Apabila setelah pemberian terapi cairan awal 6-7 ml/kgBB/jam tadi keadaan tetap tidak membaik, yang ditandai dengan hematokrit dan nadi meningkat, tekanan nadi menurun < 20 mmHg, produksi urin menurun, maka kita harus menaikkan jumlah cairan infus menjadi 10 ml/kgBB/jam. 2 jam kemudian dilakukan pemantauan kembali dan bila keadaan menunjukkan perbaikan maka jumlah cairan dikurangi menjadi 5 ml/kgBB/jam tetapi bila keadaan tidak menunjukkan perbaikan maka jumlah cairan infus dinaikkan menjadi 15ml/kgBB/jam dan bila dalam perkembangannya kondisi menjadi memburuk dan didapatkan tanda tanda syok maka pasien ditangani sesuai dengan protokol tatalaksana sindrom syok dengue pada dewasa.
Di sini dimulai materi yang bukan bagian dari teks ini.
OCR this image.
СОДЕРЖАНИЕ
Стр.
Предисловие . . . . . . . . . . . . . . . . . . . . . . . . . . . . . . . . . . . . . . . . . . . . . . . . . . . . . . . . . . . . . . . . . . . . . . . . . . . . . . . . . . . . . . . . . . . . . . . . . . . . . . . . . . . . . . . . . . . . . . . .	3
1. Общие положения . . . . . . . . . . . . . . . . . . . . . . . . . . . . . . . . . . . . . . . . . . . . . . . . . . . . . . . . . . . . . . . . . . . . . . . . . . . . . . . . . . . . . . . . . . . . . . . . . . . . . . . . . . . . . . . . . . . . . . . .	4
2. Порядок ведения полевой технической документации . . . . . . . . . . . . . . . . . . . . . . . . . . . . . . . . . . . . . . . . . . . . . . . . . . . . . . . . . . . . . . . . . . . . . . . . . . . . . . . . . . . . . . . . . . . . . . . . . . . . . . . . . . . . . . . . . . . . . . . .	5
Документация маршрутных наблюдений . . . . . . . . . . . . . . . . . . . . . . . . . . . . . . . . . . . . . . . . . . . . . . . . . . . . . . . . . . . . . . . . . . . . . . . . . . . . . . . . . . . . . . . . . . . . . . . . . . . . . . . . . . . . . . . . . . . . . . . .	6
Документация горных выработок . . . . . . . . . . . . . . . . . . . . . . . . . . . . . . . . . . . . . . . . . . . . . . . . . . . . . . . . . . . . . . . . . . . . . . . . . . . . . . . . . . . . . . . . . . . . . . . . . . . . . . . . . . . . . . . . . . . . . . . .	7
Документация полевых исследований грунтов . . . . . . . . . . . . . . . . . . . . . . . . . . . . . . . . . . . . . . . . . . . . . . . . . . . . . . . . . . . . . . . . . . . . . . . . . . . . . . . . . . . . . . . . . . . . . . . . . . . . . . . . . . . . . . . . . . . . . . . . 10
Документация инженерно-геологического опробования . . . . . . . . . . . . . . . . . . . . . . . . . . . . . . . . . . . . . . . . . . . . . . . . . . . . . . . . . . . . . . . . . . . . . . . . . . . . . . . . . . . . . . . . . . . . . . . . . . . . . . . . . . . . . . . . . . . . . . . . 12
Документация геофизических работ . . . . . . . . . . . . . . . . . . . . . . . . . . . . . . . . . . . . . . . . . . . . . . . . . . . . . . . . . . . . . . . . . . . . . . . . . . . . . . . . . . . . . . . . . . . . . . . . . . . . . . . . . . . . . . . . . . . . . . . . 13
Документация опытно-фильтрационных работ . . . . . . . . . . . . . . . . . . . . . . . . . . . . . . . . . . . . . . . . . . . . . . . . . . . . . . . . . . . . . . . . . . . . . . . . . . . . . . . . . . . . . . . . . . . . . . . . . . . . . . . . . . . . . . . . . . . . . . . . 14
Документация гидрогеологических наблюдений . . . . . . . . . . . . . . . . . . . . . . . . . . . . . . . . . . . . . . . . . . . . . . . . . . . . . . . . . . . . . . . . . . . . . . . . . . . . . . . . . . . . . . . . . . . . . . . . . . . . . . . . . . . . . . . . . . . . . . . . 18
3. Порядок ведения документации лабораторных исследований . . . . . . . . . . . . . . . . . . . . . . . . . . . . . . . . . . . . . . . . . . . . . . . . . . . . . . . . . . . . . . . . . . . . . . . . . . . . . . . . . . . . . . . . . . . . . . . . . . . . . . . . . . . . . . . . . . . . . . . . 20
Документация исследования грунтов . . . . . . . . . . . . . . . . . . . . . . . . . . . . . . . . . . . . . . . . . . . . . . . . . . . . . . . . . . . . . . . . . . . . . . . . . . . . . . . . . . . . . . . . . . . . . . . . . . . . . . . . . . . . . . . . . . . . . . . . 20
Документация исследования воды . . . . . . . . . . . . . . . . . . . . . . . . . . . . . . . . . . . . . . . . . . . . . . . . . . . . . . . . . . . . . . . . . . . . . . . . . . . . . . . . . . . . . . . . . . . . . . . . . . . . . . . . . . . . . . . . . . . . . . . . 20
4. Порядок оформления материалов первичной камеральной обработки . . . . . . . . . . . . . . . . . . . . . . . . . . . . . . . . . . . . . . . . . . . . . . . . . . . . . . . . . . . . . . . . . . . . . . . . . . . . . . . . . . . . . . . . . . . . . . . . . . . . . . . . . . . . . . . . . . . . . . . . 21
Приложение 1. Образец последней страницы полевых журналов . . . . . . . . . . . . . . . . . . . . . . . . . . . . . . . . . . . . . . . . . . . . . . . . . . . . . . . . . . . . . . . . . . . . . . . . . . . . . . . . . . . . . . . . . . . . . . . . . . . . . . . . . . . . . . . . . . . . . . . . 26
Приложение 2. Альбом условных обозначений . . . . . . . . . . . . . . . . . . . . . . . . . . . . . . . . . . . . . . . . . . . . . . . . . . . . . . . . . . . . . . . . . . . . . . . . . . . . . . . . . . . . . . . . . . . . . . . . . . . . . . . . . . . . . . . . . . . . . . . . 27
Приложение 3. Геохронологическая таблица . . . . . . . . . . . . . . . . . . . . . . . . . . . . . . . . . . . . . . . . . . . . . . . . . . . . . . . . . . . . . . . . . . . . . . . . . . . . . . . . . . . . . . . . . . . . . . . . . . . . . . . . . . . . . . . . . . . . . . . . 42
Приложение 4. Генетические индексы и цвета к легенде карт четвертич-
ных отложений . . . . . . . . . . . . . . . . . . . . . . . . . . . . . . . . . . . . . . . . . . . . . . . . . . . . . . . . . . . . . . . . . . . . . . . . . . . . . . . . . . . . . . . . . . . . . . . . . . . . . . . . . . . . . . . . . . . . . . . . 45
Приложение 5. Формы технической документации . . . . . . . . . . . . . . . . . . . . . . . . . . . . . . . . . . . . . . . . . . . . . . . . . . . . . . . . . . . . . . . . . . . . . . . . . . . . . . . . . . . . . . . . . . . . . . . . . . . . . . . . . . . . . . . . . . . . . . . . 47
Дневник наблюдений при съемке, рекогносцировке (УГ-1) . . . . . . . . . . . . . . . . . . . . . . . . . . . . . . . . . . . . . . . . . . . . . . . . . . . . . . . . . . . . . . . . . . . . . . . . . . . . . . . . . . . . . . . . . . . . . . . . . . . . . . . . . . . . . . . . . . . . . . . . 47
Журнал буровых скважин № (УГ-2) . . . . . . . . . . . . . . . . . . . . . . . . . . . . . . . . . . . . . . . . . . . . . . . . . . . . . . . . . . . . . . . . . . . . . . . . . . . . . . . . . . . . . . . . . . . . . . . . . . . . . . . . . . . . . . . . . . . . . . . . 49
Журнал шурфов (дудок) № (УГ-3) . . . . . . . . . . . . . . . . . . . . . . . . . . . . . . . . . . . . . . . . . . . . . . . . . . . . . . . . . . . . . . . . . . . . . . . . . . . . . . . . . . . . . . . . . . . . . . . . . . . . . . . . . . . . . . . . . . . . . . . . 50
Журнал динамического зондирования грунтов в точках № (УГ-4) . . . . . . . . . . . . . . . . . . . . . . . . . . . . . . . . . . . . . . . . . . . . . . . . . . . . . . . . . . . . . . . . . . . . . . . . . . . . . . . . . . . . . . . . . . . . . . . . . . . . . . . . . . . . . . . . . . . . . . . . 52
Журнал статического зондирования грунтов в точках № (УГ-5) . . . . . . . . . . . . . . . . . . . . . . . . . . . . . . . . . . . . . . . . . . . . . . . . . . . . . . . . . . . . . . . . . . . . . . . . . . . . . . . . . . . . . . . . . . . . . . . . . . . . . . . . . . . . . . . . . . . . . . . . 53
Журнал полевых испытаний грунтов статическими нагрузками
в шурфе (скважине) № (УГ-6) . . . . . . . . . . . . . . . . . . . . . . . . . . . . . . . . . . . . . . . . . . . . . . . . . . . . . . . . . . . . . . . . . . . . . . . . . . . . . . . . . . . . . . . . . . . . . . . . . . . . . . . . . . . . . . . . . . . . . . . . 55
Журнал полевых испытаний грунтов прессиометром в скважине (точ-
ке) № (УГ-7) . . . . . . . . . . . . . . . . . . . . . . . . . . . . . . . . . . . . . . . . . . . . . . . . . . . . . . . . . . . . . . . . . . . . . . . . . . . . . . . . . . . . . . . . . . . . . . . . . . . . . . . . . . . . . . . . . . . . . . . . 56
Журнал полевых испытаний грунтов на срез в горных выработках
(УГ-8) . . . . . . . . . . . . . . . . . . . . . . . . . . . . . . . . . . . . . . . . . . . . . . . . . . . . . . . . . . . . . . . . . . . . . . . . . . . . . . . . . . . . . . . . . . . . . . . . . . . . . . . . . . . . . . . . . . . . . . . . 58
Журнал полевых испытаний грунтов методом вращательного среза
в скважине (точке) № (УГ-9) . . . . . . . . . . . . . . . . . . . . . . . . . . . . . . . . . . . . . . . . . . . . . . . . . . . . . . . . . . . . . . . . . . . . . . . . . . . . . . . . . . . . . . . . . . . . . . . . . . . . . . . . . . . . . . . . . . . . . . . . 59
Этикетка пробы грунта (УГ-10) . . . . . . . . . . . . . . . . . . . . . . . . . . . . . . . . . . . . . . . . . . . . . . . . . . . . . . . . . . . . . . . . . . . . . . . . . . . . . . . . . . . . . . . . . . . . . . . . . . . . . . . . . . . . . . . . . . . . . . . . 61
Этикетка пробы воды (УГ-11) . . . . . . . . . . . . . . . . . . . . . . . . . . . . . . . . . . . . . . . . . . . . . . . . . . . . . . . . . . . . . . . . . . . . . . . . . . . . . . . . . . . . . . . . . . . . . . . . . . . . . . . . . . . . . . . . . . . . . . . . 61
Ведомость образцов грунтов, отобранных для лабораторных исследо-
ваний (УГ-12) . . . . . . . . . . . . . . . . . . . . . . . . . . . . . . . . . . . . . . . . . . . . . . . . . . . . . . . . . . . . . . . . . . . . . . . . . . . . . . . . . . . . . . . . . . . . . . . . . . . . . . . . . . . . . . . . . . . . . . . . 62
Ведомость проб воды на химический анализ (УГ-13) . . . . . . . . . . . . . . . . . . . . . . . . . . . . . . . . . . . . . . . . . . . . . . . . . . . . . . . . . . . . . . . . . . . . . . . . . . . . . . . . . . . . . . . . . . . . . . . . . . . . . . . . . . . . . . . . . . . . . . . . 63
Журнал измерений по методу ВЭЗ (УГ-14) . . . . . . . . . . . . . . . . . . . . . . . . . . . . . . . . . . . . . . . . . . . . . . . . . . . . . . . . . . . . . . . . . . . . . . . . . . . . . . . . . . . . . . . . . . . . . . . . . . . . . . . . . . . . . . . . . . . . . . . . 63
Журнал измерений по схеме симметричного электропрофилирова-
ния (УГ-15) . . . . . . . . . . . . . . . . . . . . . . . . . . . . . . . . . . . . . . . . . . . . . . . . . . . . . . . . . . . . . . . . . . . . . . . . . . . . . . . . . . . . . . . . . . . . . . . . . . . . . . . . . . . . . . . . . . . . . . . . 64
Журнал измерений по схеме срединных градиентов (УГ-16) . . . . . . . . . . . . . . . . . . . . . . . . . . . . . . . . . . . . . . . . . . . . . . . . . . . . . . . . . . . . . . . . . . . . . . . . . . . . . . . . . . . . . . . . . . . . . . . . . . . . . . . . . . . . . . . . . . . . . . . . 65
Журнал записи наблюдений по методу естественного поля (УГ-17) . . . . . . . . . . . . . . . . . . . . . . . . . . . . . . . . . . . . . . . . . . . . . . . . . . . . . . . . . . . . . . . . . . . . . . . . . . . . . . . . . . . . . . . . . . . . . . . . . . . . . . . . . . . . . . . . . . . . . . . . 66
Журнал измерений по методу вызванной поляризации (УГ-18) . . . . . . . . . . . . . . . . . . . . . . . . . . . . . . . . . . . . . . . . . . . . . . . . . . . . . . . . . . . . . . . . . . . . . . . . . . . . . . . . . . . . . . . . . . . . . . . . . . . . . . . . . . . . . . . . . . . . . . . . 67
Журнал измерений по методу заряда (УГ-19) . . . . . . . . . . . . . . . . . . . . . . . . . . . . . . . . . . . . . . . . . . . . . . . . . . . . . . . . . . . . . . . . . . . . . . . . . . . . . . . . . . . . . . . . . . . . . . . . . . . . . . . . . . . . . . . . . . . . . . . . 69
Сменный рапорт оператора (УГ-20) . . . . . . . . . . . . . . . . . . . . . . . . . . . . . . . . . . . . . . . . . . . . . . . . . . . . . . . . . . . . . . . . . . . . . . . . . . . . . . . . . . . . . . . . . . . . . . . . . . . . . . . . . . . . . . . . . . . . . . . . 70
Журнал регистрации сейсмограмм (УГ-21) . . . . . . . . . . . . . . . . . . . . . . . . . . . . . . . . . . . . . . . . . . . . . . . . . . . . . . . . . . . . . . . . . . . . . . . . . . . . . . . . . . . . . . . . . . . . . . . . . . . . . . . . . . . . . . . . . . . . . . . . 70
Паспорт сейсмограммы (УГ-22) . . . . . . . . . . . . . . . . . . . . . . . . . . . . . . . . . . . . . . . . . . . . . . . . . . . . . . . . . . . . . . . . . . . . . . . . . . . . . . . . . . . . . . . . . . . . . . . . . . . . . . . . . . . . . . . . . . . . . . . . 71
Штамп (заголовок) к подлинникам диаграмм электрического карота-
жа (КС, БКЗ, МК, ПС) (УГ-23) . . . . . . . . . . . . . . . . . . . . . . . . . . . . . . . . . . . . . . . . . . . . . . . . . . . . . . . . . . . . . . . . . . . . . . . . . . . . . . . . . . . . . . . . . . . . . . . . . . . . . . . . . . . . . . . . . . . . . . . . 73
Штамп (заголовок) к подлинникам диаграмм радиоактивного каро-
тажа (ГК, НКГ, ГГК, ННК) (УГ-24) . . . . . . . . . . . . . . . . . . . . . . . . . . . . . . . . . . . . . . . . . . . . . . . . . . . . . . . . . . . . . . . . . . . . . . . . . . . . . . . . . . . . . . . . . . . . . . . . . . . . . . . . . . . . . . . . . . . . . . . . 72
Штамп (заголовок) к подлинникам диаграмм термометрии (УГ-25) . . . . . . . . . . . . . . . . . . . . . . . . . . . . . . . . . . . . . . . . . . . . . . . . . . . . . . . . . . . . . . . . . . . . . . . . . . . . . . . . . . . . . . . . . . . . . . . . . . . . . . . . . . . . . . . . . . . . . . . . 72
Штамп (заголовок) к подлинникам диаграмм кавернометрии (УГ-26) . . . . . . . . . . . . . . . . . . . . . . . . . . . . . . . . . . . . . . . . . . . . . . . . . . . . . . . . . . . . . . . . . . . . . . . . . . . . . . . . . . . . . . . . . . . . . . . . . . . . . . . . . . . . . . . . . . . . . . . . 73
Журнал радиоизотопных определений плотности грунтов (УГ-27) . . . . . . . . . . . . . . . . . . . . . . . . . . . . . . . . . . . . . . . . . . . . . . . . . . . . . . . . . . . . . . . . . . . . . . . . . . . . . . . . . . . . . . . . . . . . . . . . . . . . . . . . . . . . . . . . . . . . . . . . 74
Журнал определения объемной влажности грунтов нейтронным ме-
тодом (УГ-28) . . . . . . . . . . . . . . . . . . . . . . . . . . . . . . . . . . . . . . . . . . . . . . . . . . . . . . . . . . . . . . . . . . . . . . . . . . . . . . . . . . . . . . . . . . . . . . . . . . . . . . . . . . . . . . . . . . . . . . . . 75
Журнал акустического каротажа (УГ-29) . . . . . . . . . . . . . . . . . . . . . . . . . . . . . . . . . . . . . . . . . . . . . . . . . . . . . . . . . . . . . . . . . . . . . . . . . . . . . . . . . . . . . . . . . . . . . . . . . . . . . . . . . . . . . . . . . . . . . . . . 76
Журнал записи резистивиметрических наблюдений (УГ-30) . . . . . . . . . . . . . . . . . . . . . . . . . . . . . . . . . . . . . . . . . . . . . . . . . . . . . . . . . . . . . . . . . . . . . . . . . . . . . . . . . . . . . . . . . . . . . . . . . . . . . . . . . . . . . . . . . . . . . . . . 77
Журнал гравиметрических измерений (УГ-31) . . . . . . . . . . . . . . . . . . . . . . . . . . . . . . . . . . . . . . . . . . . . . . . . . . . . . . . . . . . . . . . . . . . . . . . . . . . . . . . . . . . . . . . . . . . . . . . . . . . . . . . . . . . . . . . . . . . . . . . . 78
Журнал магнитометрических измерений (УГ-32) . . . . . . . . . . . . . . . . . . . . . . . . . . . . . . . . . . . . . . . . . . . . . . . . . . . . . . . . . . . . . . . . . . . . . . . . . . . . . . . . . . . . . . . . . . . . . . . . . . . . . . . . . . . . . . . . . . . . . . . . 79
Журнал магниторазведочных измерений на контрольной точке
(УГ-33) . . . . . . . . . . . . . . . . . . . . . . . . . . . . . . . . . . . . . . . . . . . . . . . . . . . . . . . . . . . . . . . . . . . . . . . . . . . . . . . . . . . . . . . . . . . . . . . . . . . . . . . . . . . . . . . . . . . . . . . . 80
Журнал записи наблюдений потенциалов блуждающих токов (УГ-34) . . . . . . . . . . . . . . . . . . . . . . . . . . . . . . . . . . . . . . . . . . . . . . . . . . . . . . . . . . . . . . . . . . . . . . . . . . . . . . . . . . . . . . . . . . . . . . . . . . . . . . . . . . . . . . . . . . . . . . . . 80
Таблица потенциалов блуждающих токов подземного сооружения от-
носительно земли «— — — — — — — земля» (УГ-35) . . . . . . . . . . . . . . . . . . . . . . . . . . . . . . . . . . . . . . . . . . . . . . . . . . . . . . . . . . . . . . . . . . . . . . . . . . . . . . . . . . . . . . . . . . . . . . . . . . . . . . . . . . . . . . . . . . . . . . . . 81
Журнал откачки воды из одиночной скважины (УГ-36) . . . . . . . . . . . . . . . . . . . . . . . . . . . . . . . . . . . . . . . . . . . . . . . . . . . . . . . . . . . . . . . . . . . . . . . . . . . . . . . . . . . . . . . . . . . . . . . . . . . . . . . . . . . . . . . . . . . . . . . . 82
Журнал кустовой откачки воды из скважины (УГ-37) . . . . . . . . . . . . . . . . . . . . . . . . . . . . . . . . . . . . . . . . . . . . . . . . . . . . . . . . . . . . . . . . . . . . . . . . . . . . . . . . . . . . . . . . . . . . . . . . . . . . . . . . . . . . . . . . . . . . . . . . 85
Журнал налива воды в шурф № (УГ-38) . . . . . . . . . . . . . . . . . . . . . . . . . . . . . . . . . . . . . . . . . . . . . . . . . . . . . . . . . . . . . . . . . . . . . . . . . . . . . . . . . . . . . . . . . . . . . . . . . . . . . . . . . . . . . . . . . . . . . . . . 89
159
Bila syok telah teratasi maka pemberian cairan dimulai lagi seperti terapi pemberian cairan awal.

4. Protokol 4 : Pelaksanaan perdarahan spontan pada DBD dewasa

Perdarahan spontan dan masif pada penderita DBD dewasa adalah : perdarahan hidung/epistaksis yang tidak terkendali walaupun telah diberikan tampon hidung, perdarahan saluran cerna (hematemesis dan melena atau hematoskesia), perdarahan saluran kencing (hematuria), perdarahan otak atau perdarahan tersembunyi dengan jumlah perdarahan sebanyak 4-5 ml/kgBB/jam. Pada keadaan seperti ini jumlah dan kecepatan pemberian cairan tetap seperti keadaan DBD tanpa syok lainnya. Pemeriksaan tekanan darah, nadi, pernafasan dan jumlah urin dilakukan sesering mungkin dengan kewaspadaan Hb, Ht, dan trombosis serta hemostase harus segera dilakukan dan pemeriksaan Hb, Ht dan trombosit sebaiknya diulang tiap 4-6 jam.

Pemberian heparin diberikan apabila secara klinis dan laboratoris didapatkan tanda tanda koagulasi intravaskular diseminata (KID). Transfusi komponen darah diberikan sesuai indikasi. FFP diberikan bila didapatkan defisiensi faktor faktor pembekuan (PT dan aPTT yang memanjang), PRC diberikan bila nilai Hb kurang dari 10 g/dl. Transfusi trombosit hanya diberikan pada pasien DBD dengan perdarahan spontan dan masif dengan jumlah trombosit < 100.000/mm3 disertai atau tanpa KID.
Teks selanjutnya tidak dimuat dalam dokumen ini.